The Enforcement Directorate revealed that at least 30 Chinese individuals entered India on business visas and worked for Vivo without disclosing their affiliation with the company in their visa application forms. These individuals have also been accused of violating Indian visa conditions by travelling to sensitive areas in Jammu, Kashmir, and Ladakh.
In the 32-page filing, the Enforcement Directorate stated, “Many employees of Vivo group companies worked in India without appropriate visas. They have concealed information regarding their employer in their visa applications and cheated the Indian embassy or missions in China.”
When asked for a response, Vivo, with a market share of 17%, reiterated its concern over the executive’s arrest, stating that it remains “dedicated to legal compliance.” China’s foreign ministry, which has been closely monitoring the case, did not provide any comment, and both the Indian embassy in Beijing and the foreign ministry in New Delhi also remained silent on the matter.
The ongoing border dispute between India and China has led to strict regulations regarding foreign nationals’ entry and stay in areas such as Ladakh and parts of Jammu and Kashmir, which are designated as “protected.” Visitors to these areas are required to obtain a permit separate from their visa.
The Enforcement Directorate had previously conducted raids on 48 sites associated with Vivo and its affiliates as part of the money laundering investigation. The agency accused Vivo of illegally transferring funds to China to evade Indian taxes through companies it indirectly controls.

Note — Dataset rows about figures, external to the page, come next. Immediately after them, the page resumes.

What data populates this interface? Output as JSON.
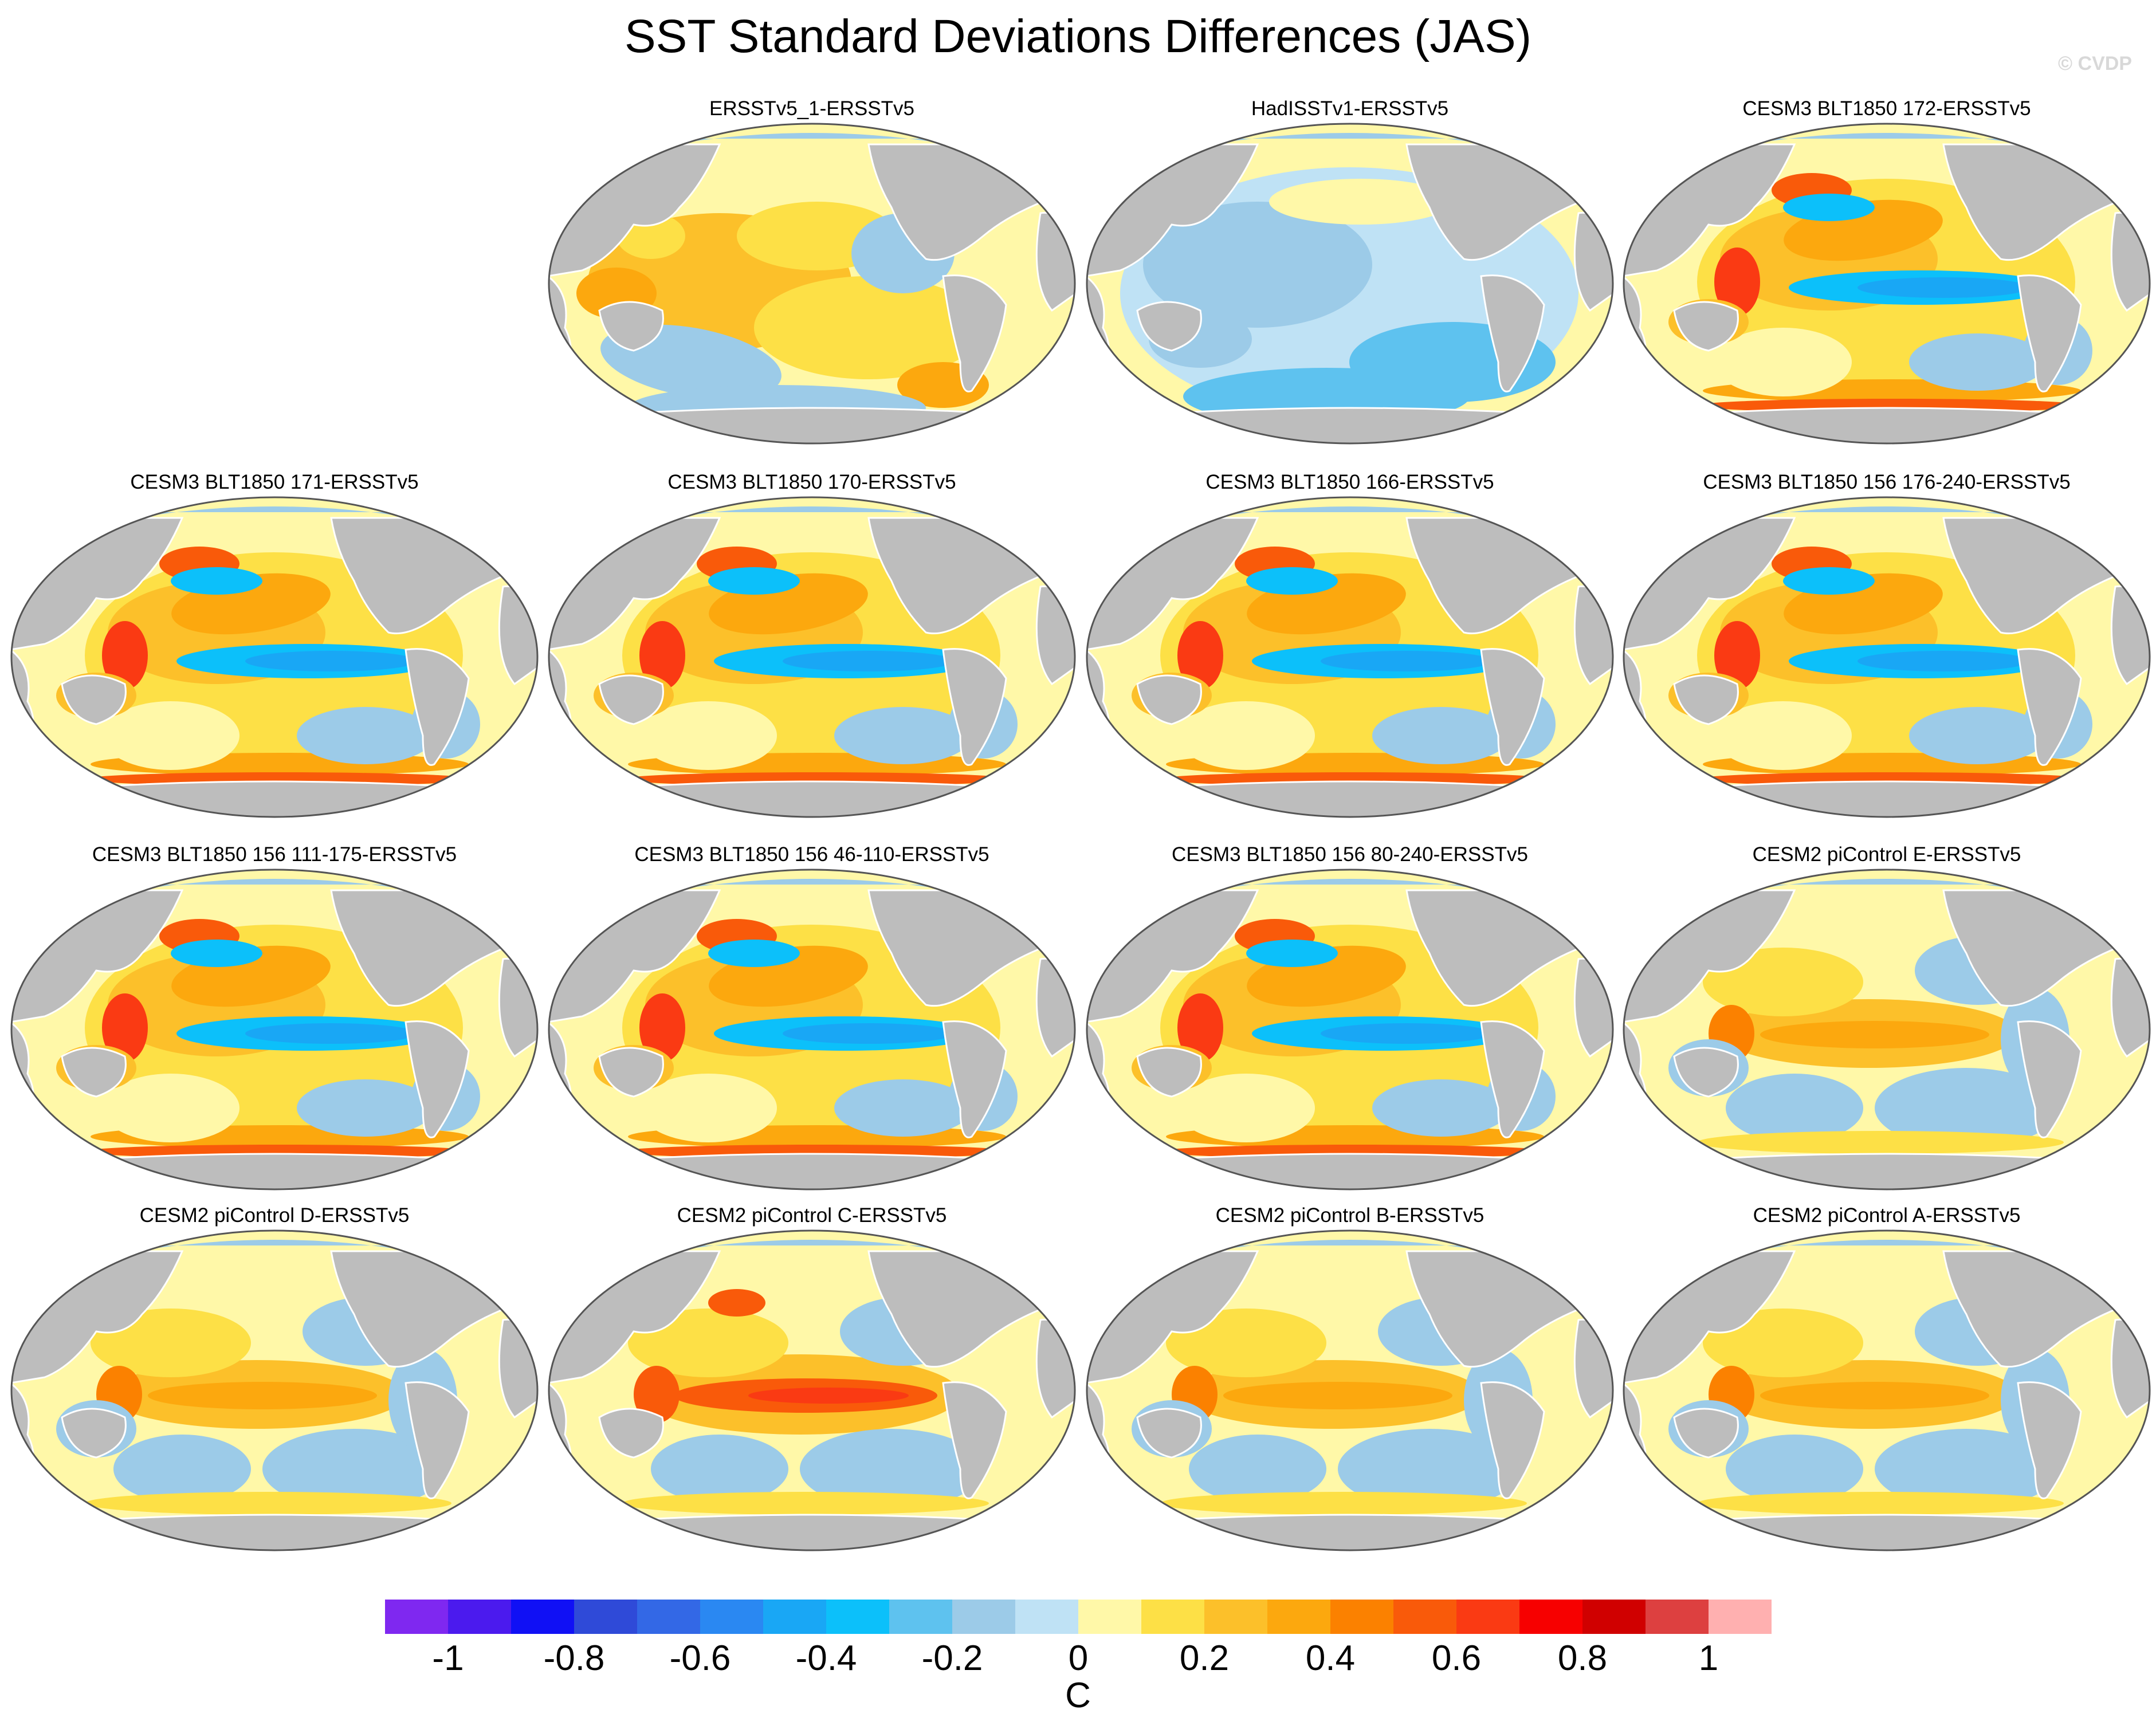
{
  "title": "SST Standard Deviations Differences (JAS)",
  "copyright": "© CVDP",
  "colors": {
    "land": "#bdbdbd",
    "ocean_zero": "#fff8a8",
    "coast": "#ffffff",
    "border": "#555555"
  },
  "panels": [
    {
      "label": "ERSSTv5_1-ERSSTv5",
      "pattern": "noise"
    },
    {
      "label": "HadISSTv1-ERSSTv5",
      "pattern": "cool"
    },
    {
      "label": "CESM3 BLT1850 172-ERSSTv5",
      "pattern": "blt"
    },
    {
      "label": "CESM3 BLT1850 171-ERSSTv5",
      "pattern": "blt"
    },
    {
      "label": "CESM3 BLT1850 170-ERSSTv5",
      "pattern": "blt"
    },
    {
      "label": "CESM3 BLT1850 166-ERSSTv5",
      "pattern": "blt"
    },
    {
      "label": "CESM3 BLT1850 156 176-240-ERSSTv5",
      "pattern": "blt"
    },
    {
      "label": "CESM3 BLT1850 156 111-175-ERSSTv5",
      "pattern": "blt"
    },
    {
      "label": "CESM3 BLT1850 156 46-110-ERSSTv5",
      "pattern": "blt"
    },
    {
      "label": "CESM3 BLT1850 156 80-240-ERSSTv5",
      "pattern": "blt"
    },
    {
      "label": "CESM2 piControl E-ERSSTv5",
      "pattern": "cesm2"
    },
    {
      "label": "CESM2 piControl D-ERSSTv5",
      "pattern": "cesm2"
    },
    {
      "label": "CESM2 piControl C-ERSSTv5",
      "pattern": "cesm2strong"
    },
    {
      "label": "CESM2 piControl B-ERSSTv5",
      "pattern": "cesm2"
    },
    {
      "label": "CESM2 piControl A-ERSSTv5",
      "pattern": "cesm2"
    }
  ],
  "colorbar": {
    "unit": "C",
    "colors": [
      "#7f28f0",
      "#4b1aee",
      "#1010f5",
      "#2f4ad8",
      "#3368e6",
      "#2a88f2",
      "#19a7f5",
      "#0cc0fa",
      "#5ec2ef",
      "#9ccbe8",
      "#bfe2f5",
      "#fff8a8",
      "#fde046",
      "#fcc02a",
      "#fca80e",
      "#fb8100",
      "#f95a0a",
      "#fa3a13",
      "#f70000",
      "#d00000",
      "#dd4040",
      "#ffb0b0"
    ],
    "ticks": [
      "-1",
      "-0.8",
      "-0.6",
      "-0.4",
      "-0.2",
      "0",
      "0.2",
      "0.4",
      "0.6",
      "0.8",
      "1"
    ]
  }
}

The recent court filing claims that an astonishing 1.07 trillion rupees ($12.87 billion) were remitted outside India by Vivo to trading companies controlled by its Chinese parent company, which the agency described as a “masking layer” intended to evade government detection.
The Enforcement Directorate added, “While no profits were shown from 2014-15 to 2019-20 in the statutory filings and no income taxes were paid … huge sums were siphoned off out of India.”
Last year, the agency estimated that approximately 624.7 billion rupees ($7.5 billion) had been remitted primarily to China, further deepening the allegations against Vivo.